Yes. No vertical component to the vector though, since its 1g vertical component is cancelled by gravity (or so, I'm just doing this in my head). That is, it's accelerating horizontally into to an orbit at zero altitude.

(Unless some time was previously spent accelerating vertically beforehand.)

However…as its orbit gets velocity, the orbit itself effectively negates some of the 1g and you start moving farther from the surface while maintaining the 1.7g horizontally.

 

[atpollard]

However…as its orbit gets velocity, the orbit itself effectively negates some of the 1g and you start moving farther from the surface while maintaining the 1.7g horizontally.
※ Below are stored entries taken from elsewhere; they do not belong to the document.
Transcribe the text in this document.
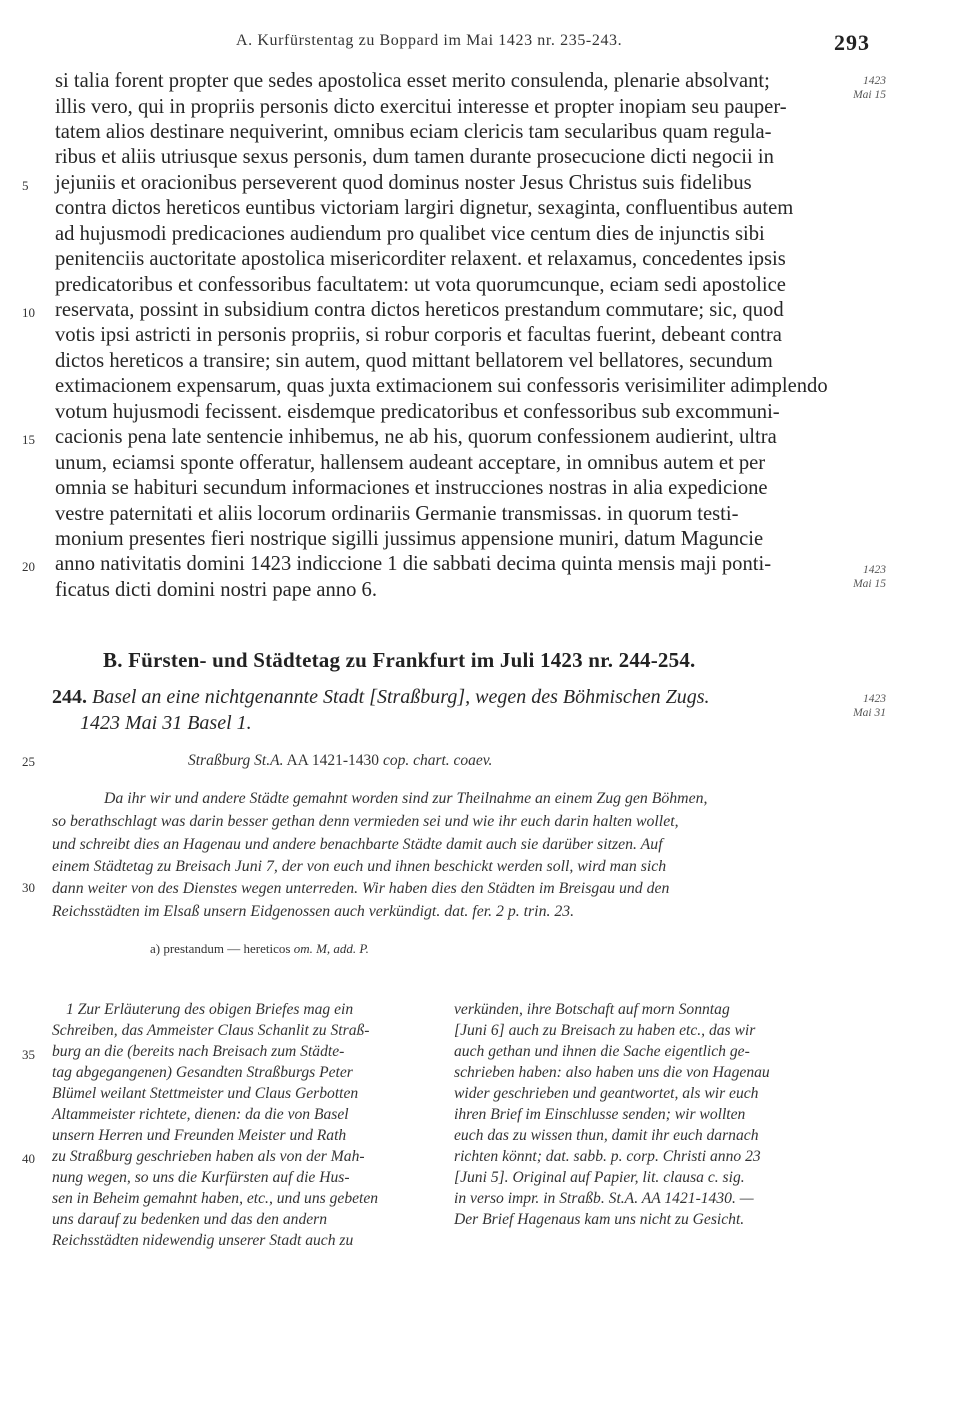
A. Kurfürstentag zu Boppard im Mai 1423 nr. 235-243.	293
si talia forent propter que sedes apostolica esset merito consulenda, plenarie absolvant;
illis vero, qui in propriis personis dicto exercitui interesse et propter inopiam seu pauper-
tatem alios destinare nequiverint, omnibus eciam clericis tam secularibus quam regula-
ribus et aliis utriusque sexus personis, dum tamen durante prosecucione dicti negocii in
jejuniis et oracionibus perseverent quod dominus noster Jesus Christus suis fidelibus
contra dictos hereticos euntibus victoriam largiri dignetur, sexaginta, confluentibus autem
ad hujusmodi predicaciones audiendum pro qualibet vice centum dies de injunctis sibi
penitenciis auctoritate apostolica misericorditer relaxent. et relaxamus, concedentes ipsis
predicatoribus et confessoribus facultatem: ut vota quorumcunque, eciam sedi apostolice
reservata, possint in subsidium contra dictos hereticos prestandum commutare; sic, quod
votis ipsi astricti in personis propriis, si robur corporis et facultas fuerint, debeant contra
dictos hereticos a transire; sin autem, quod mittant bellatorem vel bellatores, secundum
extimacionem expensarum, quas juxta extimacionem sui confessoris verisimiliter adimplendo
votum hujusmodi fecissent. eisdemque predicatoribus et confessoribus sub excommuni-
cacionis pena late sentencie inhibemus, ne ab his, quorum confessionem audierint, ultra
unum, eciamsi sponte offeratur, hallensem audeant acceptare, in omnibus autem et per
omnia se habituri secundum informaciones et instrucciones nostras in alia expedicione
vestre paternitati et aliis locorum ordinariis Germanie transmissas. in quorum testi-
monium presentes fieri nostrique sigilli jussimus appensione muniri, datum Maguncie
anno nativitatis domini 1423 indiccione 1 die sabbati decima quinta mensis maji ponti-
ficatus dicti domini nostri pape anno 6.
5
10
15
20
25
30
35
40
1423
Mai 15
1423
Mai 15
1423
Mai 31
B. Fürsten- und Städtetag zu Frankfurt im Juli 1423 nr. 244-254.
244. Basel an eine nichtgenannte Stadt [Straßburg], wegen des Böhmischen Zugs.
1423 Mai 31 Basel 1.
Straßburg St.A. AA 1421-1430 cop. chart. coaev.
Da ihr wir und andere Städte gemahnt worden sind zur Theilnahme an einem Zug gen Böhmen,
so berathschlagt was darin besser gethan denn vermieden sei und wie ihr euch darin halten wollet,
und schreibt dies an Hagenau und andere benachbarte Städte damit auch sie darüber sitzen. Auf
einem Städtetag zu Breisach Juni 7, der von euch und ihnen beschickt werden soll, wird man sich
dann weiter von des Dienstes wegen unterreden. Wir haben dies den Städten im Breisgau und den
Reichsstädten im Elsaß unsern Eidgenossen auch verkündigt. dat. fer. 2 p. trin. 23.
a) prestandum — hereticos om. M, add. P.
1 Zur Erläuterung des obigen Briefes mag ein
Schreiben, das Ammeister Claus Schanlit zu Straß-
burg an die (bereits nach Breisach zum Städte-
tag abgegangenen) Gesandten Straßburgs Peter
Blümel weilant Stettmeister und Claus Gerbotten
Altammeister richtete, dienen: da die von Basel
unsern Herren und Freunden Meister und Rath
zu Straßburg geschrieben haben als von der Mah-
nung wegen, so uns die Kurfürsten auf die Hus-
sen in Beheim gemahnt haben, etc., und uns gebeten
uns darauf zu bedenken und das den andern
Reichsstädten nidewendig unserer Stadt auch zu
verkünden, ihre Botschaft auf morn Sonntag
[Juni 6] auch zu Breisach zu haben etc., das wir
auch gethan und ihnen die Sache eigentlich ge-
schrieben haben: also haben uns die von Hagenau
wider geschrieben und geantwortet, als wir euch
ihren Brief im Einschlusse senden; wir wollten
euch das zu wissen thun, damit ihr euch darnach
richten könnt; dat. sabb. p. corp. Christi anno 23
[Juni 5]. Original auf Papier, lit. clausa c. sig.
in verso impr. in Straßb. St.A. AA 1421-1430. —
Der Brief Hagenaus kam uns nicht zu Gesicht.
Let's INTEGRATE the equation! (Ok ... NOT!)

 

[aramis]

Done.
View attachment 4200

Note that EVERY time the ship moves from 90 degrees, the TOTAL ACCELERATION increases!
That was my point (an observation discovered by people conducting Ballistic Missile tests ... don't shoot them too steep UP, just enough to balance gravity for MAXIMUM ACCELERATION!

[As you noted, less than gravity and it lays on the ground ... which is bad.]
However, just subtracting g from acceleration is INCORRECT (except for the first few seconds of a launch as you clear the buildings).

All of these are missing the downward gravity acceleration. You need to add the 1 unit down to every step.